Lot made drunk by his Daughters

Charles François de la Traverse

(Paris, 1726-c. 1787)


  • Date: 1760
  • Ink and grey-brown wash on paper
  • 310 x 204 mm
  • Inscribed: “La Mort l’arrache à la Terre pour la livré à L’Eternité, Settembre 1760”, on the reverse
  • Provenance: Madrid, Félix Boix collection; Madrid, private collection

This drawing depicts the biblical episode narrated in Genesis (19: 31-35) in which Lot moved into a cave with his daughters following their escape from the destruction of Sodom. Unable to find men to continue their family line, the daughters made their father drunk in order to achieve this purpose.

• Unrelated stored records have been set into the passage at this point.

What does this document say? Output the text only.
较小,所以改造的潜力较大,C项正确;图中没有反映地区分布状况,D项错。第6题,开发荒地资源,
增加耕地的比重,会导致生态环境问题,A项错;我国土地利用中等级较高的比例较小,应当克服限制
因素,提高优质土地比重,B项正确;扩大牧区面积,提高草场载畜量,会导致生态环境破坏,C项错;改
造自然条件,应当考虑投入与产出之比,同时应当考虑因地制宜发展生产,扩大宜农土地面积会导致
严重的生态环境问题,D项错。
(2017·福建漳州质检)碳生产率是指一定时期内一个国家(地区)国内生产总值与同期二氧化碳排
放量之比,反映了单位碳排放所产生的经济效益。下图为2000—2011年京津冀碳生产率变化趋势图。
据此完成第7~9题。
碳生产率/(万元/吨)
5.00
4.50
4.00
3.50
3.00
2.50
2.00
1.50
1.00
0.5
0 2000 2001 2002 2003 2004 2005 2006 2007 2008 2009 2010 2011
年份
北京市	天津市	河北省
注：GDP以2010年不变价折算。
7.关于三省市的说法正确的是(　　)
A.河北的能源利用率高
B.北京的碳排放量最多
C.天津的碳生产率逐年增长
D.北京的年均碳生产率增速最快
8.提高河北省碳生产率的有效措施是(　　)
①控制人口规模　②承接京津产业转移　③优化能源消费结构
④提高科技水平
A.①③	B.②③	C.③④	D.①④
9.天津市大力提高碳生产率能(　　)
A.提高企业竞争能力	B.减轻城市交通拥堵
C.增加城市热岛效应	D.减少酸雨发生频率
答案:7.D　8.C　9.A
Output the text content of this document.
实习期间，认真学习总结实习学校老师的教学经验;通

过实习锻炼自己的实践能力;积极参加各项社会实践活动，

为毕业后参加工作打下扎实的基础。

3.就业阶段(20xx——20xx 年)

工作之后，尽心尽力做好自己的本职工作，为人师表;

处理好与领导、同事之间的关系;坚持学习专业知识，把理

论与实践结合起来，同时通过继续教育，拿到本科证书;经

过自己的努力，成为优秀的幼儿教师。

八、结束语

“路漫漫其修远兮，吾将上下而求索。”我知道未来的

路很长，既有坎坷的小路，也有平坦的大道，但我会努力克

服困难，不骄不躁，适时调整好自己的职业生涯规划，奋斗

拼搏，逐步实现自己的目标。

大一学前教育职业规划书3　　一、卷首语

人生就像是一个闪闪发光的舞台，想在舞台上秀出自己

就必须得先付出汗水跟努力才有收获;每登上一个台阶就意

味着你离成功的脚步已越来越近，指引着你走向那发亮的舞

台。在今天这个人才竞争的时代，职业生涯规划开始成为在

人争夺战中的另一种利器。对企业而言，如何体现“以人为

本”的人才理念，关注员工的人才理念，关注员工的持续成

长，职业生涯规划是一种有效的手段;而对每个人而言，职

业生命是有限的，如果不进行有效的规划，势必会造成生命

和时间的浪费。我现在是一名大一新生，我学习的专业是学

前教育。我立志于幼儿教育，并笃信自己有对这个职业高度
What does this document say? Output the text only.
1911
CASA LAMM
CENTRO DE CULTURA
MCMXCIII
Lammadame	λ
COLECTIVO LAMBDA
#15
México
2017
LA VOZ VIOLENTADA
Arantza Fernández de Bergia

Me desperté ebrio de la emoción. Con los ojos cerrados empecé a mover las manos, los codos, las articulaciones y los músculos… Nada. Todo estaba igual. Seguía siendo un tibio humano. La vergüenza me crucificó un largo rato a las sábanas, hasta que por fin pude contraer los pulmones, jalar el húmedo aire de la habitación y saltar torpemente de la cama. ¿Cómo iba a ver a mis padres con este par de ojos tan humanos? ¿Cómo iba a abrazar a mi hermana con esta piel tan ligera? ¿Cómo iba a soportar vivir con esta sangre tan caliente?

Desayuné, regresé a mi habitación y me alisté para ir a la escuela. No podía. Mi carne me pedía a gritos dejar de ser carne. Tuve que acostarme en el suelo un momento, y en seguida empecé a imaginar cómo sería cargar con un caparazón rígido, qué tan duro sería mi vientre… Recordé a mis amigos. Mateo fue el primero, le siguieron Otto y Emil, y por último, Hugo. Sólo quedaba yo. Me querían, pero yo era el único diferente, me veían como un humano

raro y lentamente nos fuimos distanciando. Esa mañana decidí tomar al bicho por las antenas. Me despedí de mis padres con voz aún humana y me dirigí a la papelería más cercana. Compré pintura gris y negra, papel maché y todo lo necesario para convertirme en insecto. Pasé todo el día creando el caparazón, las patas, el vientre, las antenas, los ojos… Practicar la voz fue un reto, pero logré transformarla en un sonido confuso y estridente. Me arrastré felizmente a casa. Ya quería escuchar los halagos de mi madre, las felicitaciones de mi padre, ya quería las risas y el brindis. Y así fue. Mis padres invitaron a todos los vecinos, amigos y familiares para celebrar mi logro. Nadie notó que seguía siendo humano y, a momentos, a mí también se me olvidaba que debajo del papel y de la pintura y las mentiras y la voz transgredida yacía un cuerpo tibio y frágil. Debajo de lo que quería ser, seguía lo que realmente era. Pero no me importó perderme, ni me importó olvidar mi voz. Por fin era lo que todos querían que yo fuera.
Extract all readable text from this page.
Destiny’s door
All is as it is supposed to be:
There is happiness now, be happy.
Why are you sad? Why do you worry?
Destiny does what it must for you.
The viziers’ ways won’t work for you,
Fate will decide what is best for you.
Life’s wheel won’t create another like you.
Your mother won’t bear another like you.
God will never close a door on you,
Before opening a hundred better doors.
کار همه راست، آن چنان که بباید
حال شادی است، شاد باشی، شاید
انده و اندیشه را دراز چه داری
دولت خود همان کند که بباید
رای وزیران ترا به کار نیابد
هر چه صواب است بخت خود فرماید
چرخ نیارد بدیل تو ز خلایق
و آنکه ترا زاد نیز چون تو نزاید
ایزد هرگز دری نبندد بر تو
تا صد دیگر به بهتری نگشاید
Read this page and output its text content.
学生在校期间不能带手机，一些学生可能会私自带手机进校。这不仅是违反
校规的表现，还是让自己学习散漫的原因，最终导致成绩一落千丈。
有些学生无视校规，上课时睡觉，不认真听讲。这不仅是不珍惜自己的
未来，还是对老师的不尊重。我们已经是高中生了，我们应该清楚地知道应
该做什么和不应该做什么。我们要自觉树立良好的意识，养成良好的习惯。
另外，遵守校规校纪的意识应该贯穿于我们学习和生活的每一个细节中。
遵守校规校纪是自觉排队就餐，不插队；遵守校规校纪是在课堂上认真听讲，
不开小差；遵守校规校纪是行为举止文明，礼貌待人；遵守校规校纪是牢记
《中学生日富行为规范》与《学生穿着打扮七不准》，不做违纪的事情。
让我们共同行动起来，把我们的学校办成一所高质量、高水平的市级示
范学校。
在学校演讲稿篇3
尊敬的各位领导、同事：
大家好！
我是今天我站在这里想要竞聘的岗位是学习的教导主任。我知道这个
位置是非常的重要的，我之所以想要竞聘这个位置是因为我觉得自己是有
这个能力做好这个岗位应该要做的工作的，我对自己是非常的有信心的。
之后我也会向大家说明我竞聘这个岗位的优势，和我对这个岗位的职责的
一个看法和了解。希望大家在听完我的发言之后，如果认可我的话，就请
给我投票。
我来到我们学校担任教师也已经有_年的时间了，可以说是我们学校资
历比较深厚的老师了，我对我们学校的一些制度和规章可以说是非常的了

Lot is the male figure in the centre of the composition, holding a glass. His daughters are located on either side of him, one sitting next to him and attempting to seduce him and the other one standing, filling her father’s glass with wine from a pitcher in order to make him drunk. This subject was widely represented after the Council of Trent due to its markedly moralising nature and the potential that it offered artists to depict female nudes in sensual poses. Interest in this iconography declined in the 18th century but some artists, including Charles François de la Traverse – who worked in all the pictorial genres and who was noted for his “enormously fertile invention and great erudition in composition” 1 – offered his interpretation of this biblical episode.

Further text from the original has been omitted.